Consumers are often surprised to learn that DSs are less tightly regulated than prescription or over-the-counter medications, food additives, and even the food we buy. The Dietary Supplement Health and Education Act of 1994 (DSHEA) essentially gave the FDA less oversight of the dietary supplement industry.
Under the DSHEA, product manufacturers are responsible for assuring safety and quality of their products, and for determining that any claims made about the supplement are not false or misleading. The manufacturer is responsible for establishing its own manufacturing guidelines to ensure safety and that what is on the label is what is actually in the product.

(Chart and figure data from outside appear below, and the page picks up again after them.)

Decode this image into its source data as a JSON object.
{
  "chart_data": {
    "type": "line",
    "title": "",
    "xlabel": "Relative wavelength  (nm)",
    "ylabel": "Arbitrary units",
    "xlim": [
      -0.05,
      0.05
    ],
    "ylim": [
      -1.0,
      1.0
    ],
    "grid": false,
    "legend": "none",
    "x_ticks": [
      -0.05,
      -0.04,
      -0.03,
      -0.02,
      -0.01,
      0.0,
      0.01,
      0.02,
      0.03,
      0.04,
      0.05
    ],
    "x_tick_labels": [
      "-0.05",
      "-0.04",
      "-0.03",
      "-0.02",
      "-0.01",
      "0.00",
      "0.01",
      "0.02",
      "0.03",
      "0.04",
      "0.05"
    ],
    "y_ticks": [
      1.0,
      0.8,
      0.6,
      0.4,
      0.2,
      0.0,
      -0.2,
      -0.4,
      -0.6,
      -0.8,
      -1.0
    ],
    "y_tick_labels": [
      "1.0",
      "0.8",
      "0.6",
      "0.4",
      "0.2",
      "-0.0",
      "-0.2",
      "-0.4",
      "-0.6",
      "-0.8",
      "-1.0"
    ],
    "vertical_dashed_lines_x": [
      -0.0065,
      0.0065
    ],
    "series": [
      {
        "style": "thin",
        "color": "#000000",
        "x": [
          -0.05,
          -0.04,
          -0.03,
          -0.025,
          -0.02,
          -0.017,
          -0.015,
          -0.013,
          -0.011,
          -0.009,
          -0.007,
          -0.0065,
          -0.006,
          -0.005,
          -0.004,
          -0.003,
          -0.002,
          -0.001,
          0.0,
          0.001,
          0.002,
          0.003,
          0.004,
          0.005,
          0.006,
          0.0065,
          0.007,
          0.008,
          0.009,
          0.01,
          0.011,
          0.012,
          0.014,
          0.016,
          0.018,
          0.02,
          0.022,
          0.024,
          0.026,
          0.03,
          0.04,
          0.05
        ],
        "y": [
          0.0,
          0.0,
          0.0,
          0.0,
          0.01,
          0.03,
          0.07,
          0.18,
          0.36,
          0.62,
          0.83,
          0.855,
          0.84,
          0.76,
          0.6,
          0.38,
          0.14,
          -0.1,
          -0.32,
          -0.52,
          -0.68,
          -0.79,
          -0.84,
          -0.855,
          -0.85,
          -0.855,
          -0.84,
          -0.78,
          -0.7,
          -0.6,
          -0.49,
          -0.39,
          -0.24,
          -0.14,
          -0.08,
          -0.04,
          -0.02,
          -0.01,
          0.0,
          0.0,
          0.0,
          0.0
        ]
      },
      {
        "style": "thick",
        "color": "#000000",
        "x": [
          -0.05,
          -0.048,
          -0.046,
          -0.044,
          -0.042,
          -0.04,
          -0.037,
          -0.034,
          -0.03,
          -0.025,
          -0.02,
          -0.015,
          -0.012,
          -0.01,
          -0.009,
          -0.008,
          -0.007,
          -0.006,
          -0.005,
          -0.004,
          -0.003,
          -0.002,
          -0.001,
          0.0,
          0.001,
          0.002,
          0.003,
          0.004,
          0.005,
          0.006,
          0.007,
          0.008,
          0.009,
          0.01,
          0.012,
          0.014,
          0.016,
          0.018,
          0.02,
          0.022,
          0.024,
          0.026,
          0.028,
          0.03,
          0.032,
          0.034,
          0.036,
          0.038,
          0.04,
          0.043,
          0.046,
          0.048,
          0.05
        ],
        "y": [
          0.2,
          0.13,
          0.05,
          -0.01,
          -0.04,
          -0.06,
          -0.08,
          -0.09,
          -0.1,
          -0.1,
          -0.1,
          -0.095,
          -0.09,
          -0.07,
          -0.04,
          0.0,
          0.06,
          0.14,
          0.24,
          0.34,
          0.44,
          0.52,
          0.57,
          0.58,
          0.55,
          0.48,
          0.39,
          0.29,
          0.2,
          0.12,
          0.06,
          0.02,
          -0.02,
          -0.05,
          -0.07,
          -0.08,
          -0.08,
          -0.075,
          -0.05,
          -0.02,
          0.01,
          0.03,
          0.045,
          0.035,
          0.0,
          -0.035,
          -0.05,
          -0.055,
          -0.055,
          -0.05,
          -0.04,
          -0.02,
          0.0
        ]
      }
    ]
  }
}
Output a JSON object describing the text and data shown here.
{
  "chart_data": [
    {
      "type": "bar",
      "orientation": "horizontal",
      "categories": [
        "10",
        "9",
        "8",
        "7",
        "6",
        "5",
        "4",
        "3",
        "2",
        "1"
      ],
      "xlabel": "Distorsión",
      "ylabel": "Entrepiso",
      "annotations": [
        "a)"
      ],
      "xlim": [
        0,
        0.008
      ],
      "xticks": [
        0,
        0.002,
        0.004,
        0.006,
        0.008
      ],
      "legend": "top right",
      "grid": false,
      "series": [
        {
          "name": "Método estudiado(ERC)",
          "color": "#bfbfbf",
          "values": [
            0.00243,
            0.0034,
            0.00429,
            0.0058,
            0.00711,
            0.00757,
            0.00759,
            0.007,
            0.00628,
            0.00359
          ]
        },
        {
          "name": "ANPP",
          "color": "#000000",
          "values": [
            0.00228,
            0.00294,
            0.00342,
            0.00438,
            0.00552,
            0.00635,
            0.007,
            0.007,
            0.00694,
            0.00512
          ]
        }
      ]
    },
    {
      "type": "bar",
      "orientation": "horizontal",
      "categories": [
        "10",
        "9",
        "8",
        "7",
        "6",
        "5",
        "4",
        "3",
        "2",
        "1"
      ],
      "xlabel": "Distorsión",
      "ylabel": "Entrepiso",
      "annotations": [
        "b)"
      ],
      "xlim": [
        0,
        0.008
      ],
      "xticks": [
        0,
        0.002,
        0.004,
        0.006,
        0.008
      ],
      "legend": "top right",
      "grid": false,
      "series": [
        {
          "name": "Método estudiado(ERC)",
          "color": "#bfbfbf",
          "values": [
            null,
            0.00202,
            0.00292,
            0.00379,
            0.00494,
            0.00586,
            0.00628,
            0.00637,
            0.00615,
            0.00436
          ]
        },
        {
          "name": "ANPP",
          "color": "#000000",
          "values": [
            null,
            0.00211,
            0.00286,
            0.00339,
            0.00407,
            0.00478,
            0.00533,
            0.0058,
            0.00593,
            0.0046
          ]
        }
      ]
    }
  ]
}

Unfortunately, this is not the case for far too many supplements. Some studies estimate that 60% of products do not contain what the label says they do. In some cases, there may be more or less of the active ingredient. In others, there may be unsafe additives such as less expensive alternatives, other active medications, or additives with their own toxicities. The U.S. FDA has instituted new regulations to have better oversight of the quality, strength, composition and purity of the products. The regulations will institute current good manufacturing practice requirements which will gradually be phased in, with all manufacturers meeting these standards by summer 2010. In 2008, manufacturers are required to report adverse reactions to the FDA, a practice that was previously voluntary. The new regulations fall short of assuring safety or toxicity of the active ingredients, as is done for pharmaceutical and over the counter medications, but at least it is a start.
The U.S. Pharmacopeia has established standards for purity, strength, labeling and quality. Manufacturers can show that they comply with these voluntary guidelines by putting a “USP” logo on the product label. While this is not guarantee of quality, it may be a sign of good practices by the manufacturer.

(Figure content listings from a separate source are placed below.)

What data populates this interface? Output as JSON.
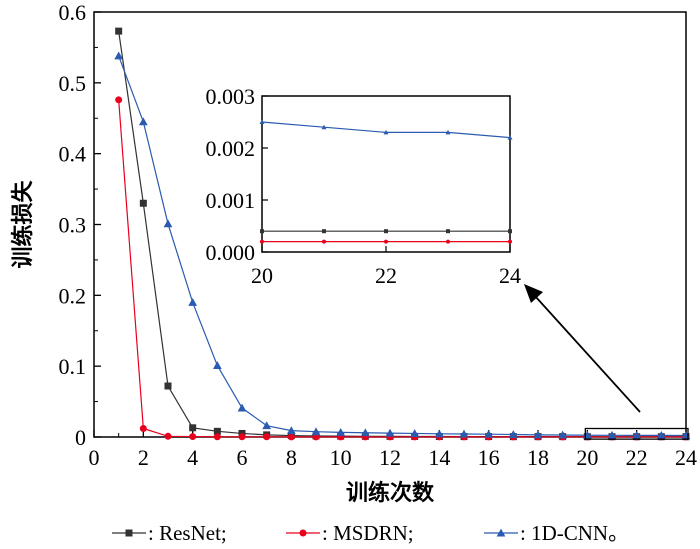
{
  "chart_data": {
    "type": "line",
    "xlabel": "训练次数",
    "ylabel": "训练损失",
    "xlim": [
      0,
      24
    ],
    "ylim": [
      0,
      0.6
    ],
    "xticks": [
      "0",
      "2",
      "4",
      "6",
      "8",
      "10",
      "12",
      "14",
      "16",
      "18",
      "20",
      "22",
      "24"
    ],
    "yticks": [
      "0",
      "0.1",
      "0.2",
      "0.3",
      "0.4",
      "0.5",
      "0.6"
    ],
    "x": [
      1,
      2,
      3,
      4,
      5,
      6,
      7,
      8,
      9,
      10,
      11,
      12,
      13,
      14,
      15,
      16,
      17,
      18,
      19,
      20,
      21,
      22,
      23,
      24
    ],
    "series": [
      {
        "name": ": ResNet;",
        "color": "#333333",
        "marker": "square",
        "values": [
          0.573,
          0.33,
          0.072,
          0.013,
          0.008,
          0.005,
          0.003,
          0.002,
          0.0015,
          0.0012,
          0.001,
          0.0009,
          0.0008,
          0.0007,
          0.0006,
          0.0006,
          0.0005,
          0.0005,
          0.0005,
          0.0004,
          0.0004,
          0.0004,
          0.0004,
          0.0004
        ]
      },
      {
        "name": ": MSDRN;",
        "color": "#e8001c",
        "marker": "circle",
        "values": [
          0.476,
          0.012,
          0.001,
          0.0006,
          0.0004,
          0.0003,
          0.0003,
          0.0002,
          0.0002,
          0.0002,
          0.0002,
          0.0002,
          0.0002,
          0.0002,
          0.0002,
          0.0002,
          0.0002,
          0.0002,
          0.0002,
          0.0002,
          0.0002,
          0.0002,
          0.0002,
          0.0002
        ]
      },
      {
        "name": ": 1D-CNN。",
        "color": "#2a5bb0",
        "marker": "triangle",
        "values": [
          0.538,
          0.445,
          0.301,
          0.19,
          0.101,
          0.041,
          0.016,
          0.009,
          0.0075,
          0.0065,
          0.006,
          0.0055,
          0.005,
          0.0045,
          0.0042,
          0.004,
          0.0035,
          0.003,
          0.0028,
          0.0025,
          0.0024,
          0.0023,
          0.0023,
          0.0022
        ]
      }
    ],
    "inset": {
      "xlim": [
        20,
        24
      ],
      "ylim": [
        0,
        0.003
      ],
      "xticks": [
        "20",
        "22",
        "24"
      ],
      "yticks": [
        "0.000",
        "0.001",
        "0.002",
        "0.003"
      ]
    },
    "legend": "bottom"
  }
}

The take-home message is that consumers need to use caution, purchase supplements from reliable retailers, and report any side effects to the U.S. FDA.
Absolutely! Surveys have shown that many patients don’t tell their healthcare teams about supplement use. They may not think it is important or think that their providers will not understand. If you have any literature on what you are taking about, bring it to your appointment for your provider to see. Tell them what you are taking it for- perhaps they have something else that may be helpful.
Some supplements may interfere with cancer therapies or actually make certain side effects worse. Some can increase the risk of bleeding, which is a concern if your platelet count is low. And, unfortunately, some are a sham, promoted by unscrupulous retailers preying on cancer patients. Your healthcare team can help you make an educated decision about which supplements you want to use.